Si la présidente du FN refuse officiellement de souscrire à la théorie du « grand remplacement », théorie qui consiste à expliquer que nous assistons à un complot visant à substituer la population française « blanche », « de souche » par « un peuplement d’origine extra européenne, principalement composée d’immigrés maghrébins et subsahariens, les fantasmes qui en sont issus inspirent profondément ces propos ». Et l’auteur de nous rappeler qu’un des premiers discours comme présidente du FN, Marine Le Pen décrivait « l’immigration comme un processus fou dont on se demande s’il n’a pas pour objectif le remplacement pur et simple de la population française ».

Mais cette vision n’est pas nouvelle Elle s’inscrit dans longue tradition inscrite au cœur de l’imaginaire conspirationniste. « A la fin du XIX° siècle le « remplaçant » avait le visage du juif, nous rappelle fort opportunément Grégoire Kauffmann.

Ce repli identitaire reposant sur l’exaltation et l’exacerbation des différences, permet à Marine Le Pen de convoquer « les valeurs républicaines, pour combattre le communautarisme ». Et le communautarisme qu’il faut combattre c’est celui que l’Islam et des musulmans « une minorité décrite comme impropre à l’assimilation et requalifiée en termes confessionnels » veulent installer chez nous.

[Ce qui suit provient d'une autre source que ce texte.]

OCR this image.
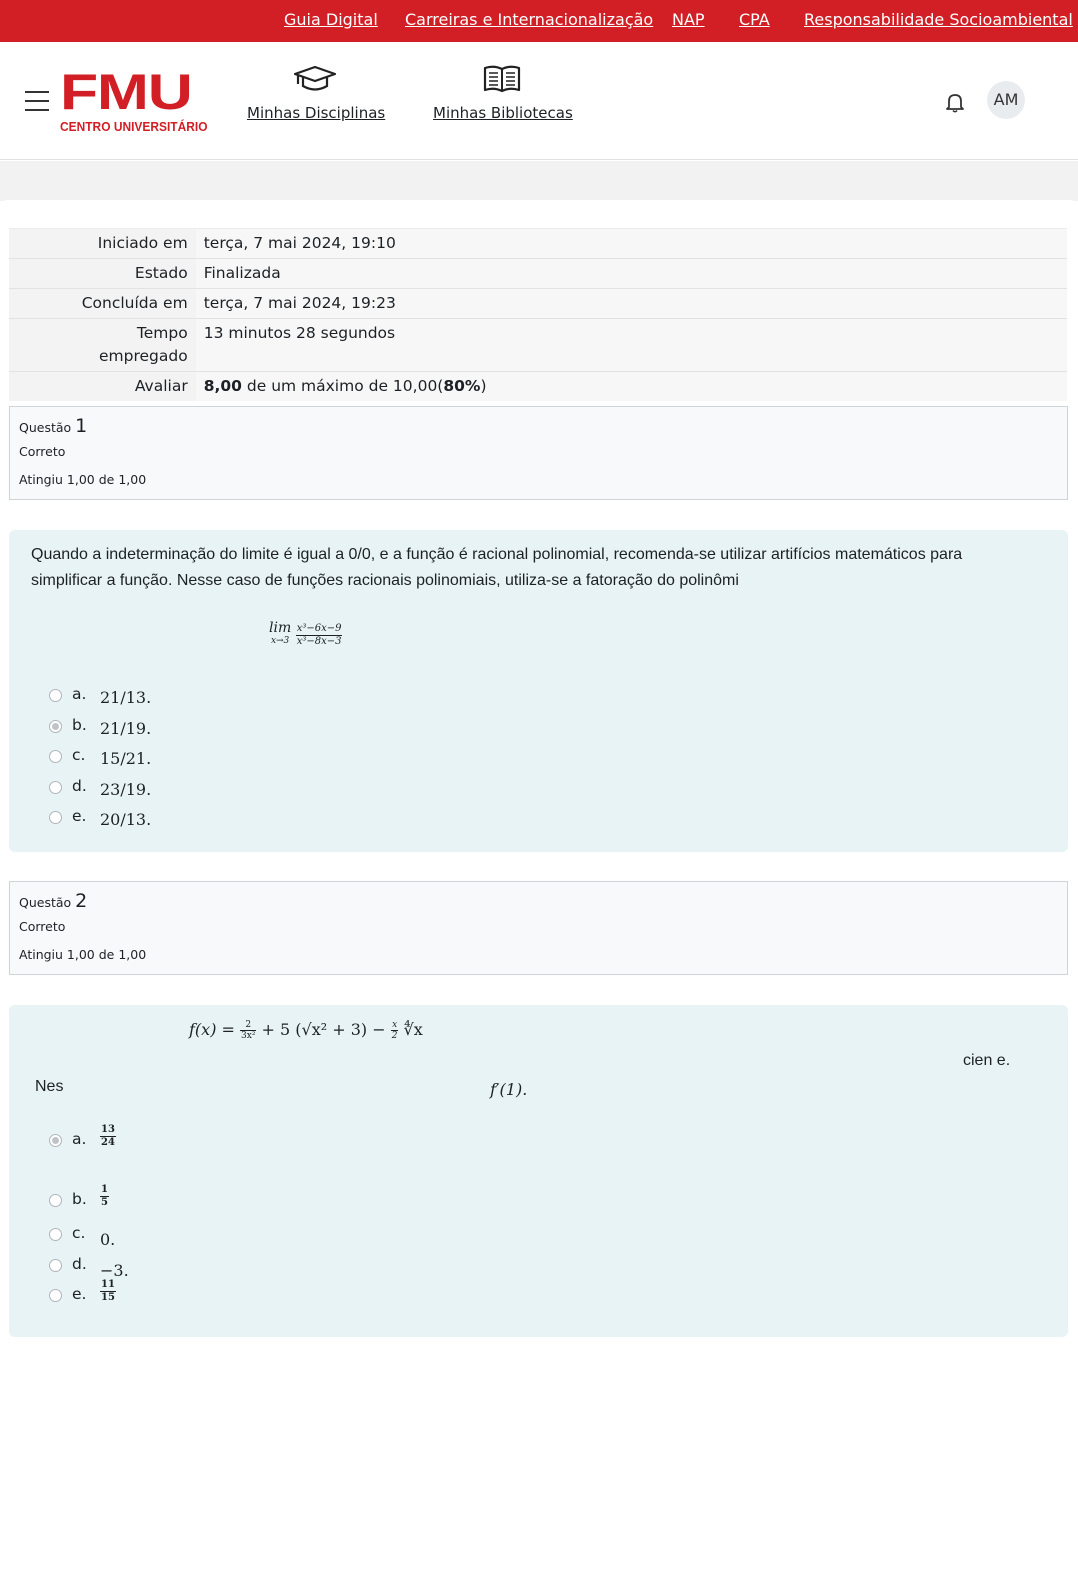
Guia Digital Carreiras e Internacionalização NAP CPA Responsabilidade Socioambiental
FMU
CENTRO UNIVERSITÁRIO
Minhas Disciplinas	Minhas Bibliotecas
AM
Iniciado em	terça, 7 mai 2024, 19:10
Estado	Finalizada
Concluída em	terça, 7 mai 2024, 19:23
Tempo empregado	13 minutos 28 segundos
Avaliar	8,00 de um máximo de 10,00(80%)
Questão 1
Correto
Atingiu 1,00 de 1,00
Quando a indeterminação do limite é igual a 0/0, e a função é racional polinomial, recomenda-se utilizar artifícios matemáticos para simplificar a função. Nesse caso de funções racionais polinomiais, utiliza-se a fatoração do polinômi
lim
x→3
$\frac{\text{x³−6x−9}}{\text{x³−8x−3}}$
a. 21/13.
b. 21/19.
c. 15/21.
d. 23/19.
e. 20/13.
Questão 2
Correto
Atingiu 1,00 de 1,00
$f(x) = \frac{2}{\text{3x²}} + 5$ $(√x^2 + 3) - \frac{x}{2}$ ∜x
cien e.
Nes	f′(1).
a. $\frac{13}{24}$
b. $\frac{1}{5}$
c. 0.
d. −3.
e. $\frac{11}{15}$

Pour le FN, nous dit l’auteur, « L’islam et sa visibilité sont supposés menacer le consensus républicain et contrarier le principe d’égalité, au motif que certains droits différenciés seraient accordés aux français d’origine musulmane » Derrière le mot Laïc que Marine Le Pen assène, se cache un repli identitaire reposant sur une conception figée de la communauté nationale. « Ce que je défends dit Marine Le Pen, « c’est que la France qui est un pays laïc et de racine chrétienne, le reste[2] ».

« République, laïcité, citoyenneté, intégration : l’invocation des grands principes masque mal le désarroi d’une époque qui faute de pouvoir s’inventer un avenir commun, trouve refuge dans l’incantation et la valorisation de mythes et de symboles vidés de leur sens originel. La conversion du FN à la sémantique républicaine et laïque est aussi le fruit de cette confusion », nous dit l’auteur.

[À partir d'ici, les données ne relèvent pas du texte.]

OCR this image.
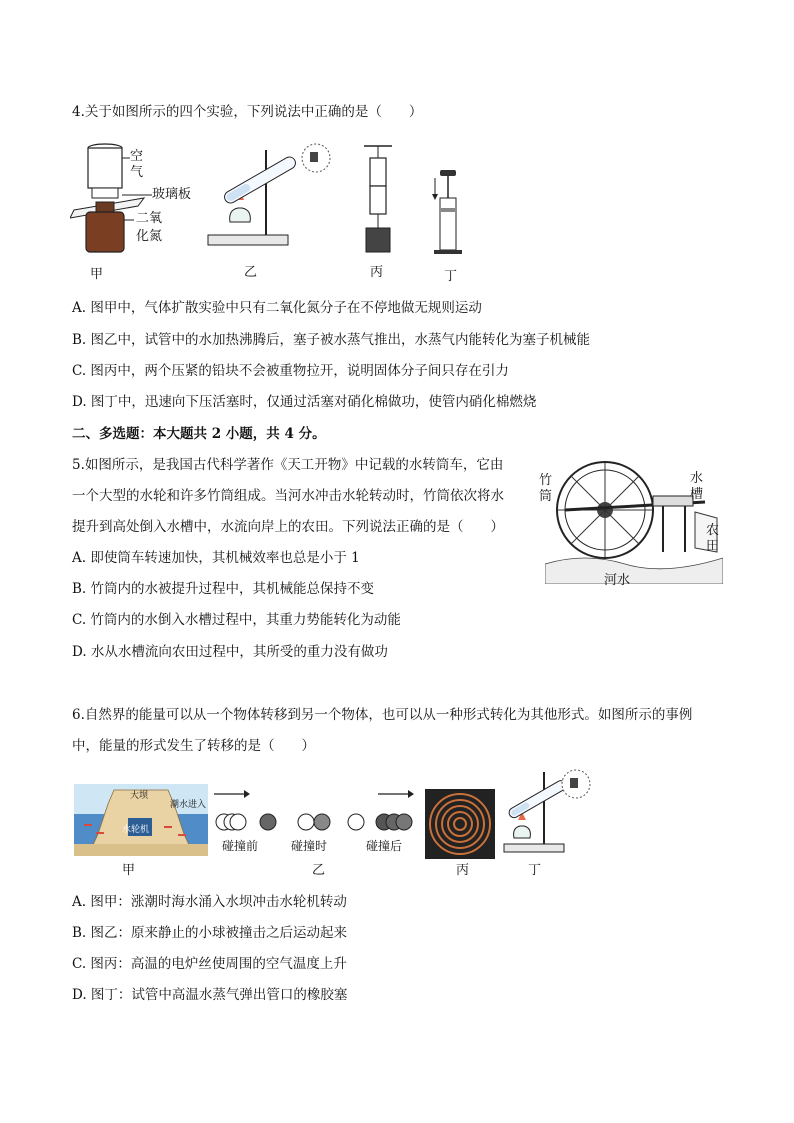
4.关于如图所示的四个实验，下列说法中正确的是（　　）
空
气
玻璃板
二氧
化氮
甲	乙	丙	丁
A. 图甲中，气体扩散实验中只有二氧化氮分子在不停地做无规则运动
B. 图乙中，试管中的水加热沸腾后，塞子被水蒸气推出，水蒸气内能转化为塞子机械能
C. 图丙中，两个压紧的铅块不会被重物拉开，说明固体分子间只存在引力
D. 图丁中，迅速向下压活塞时，仅通过活塞对硝化棉做功，使管内硝化棉燃烧
二、多选题：本大题共 2 小题，共 4 分。
5.如图所示，是我国古代科学著作《天工开物》中记载的水转筒车，它由
一个大型的水轮和许多竹筒组成。当河水冲击水轮转动时，竹筒依次将水
提升到高处倒入水槽中，水流向岸上的农田。下列说法正确的是（　　）
A. 即使筒车转速加快，其机械效率也总是小于 1
B. 竹筒内的水被提升过程中，其机械能总保持不变
C. 竹筒内的水倒入水槽过程中，其重力势能转化为动能
D. 水从水槽流向农田过程中，其所受的重力没有做功
竹
筒
水
槽
农
田
河水
6.自然界的能量可以从一个物体转移到另一个物体，也可以从一种形式转化为其他形式。如图所示的事例
中，能量的形式发生了转移的是（　　）
大坝
潮水进入
水轮机
甲
碰撞前	碰撞时	碰撞后
乙	丙	丁
A. 图甲：涨潮时海水涌入水坝冲击水轮机转动
B. 图乙：原来静止的小球被撞击之后运动起来
C. 图丙：高温的电炉丝使周围的空气温度上升
D. 图丁：试管中高温水蒸气弹出管口的橡胶塞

« Pendant négatif du projet émancipateur et progressiste hérité des Lumières, ce républicanisme défensif irrigue toute l’histoire du nationalisme, mais sa réactivation contemporaine ne saurait se réduire au seul FN ». Sous l’égide de Nicolas Sarkozy, nous dit l’auteur, « une large partie de la droite s’est mise à la remorque du FN sur la question des valeurs, des enjeux migratoires ou des politiques de sécurité, œuvrant à la frontisation du débat public et permet à Marine Le Pen d’imposer ses thèmes de prédilection ». Mais l’auteur nous rappelle également que « ce néo-républicanisme aux contours incertains va essaimer aussi bien à droite qu’à gauche. Non sans contresens et approximation, la notion de laïcité réinvestit massivement le débat public, à l’heure où la tentation communautaire semble invalider le modèle d’intégration à la française »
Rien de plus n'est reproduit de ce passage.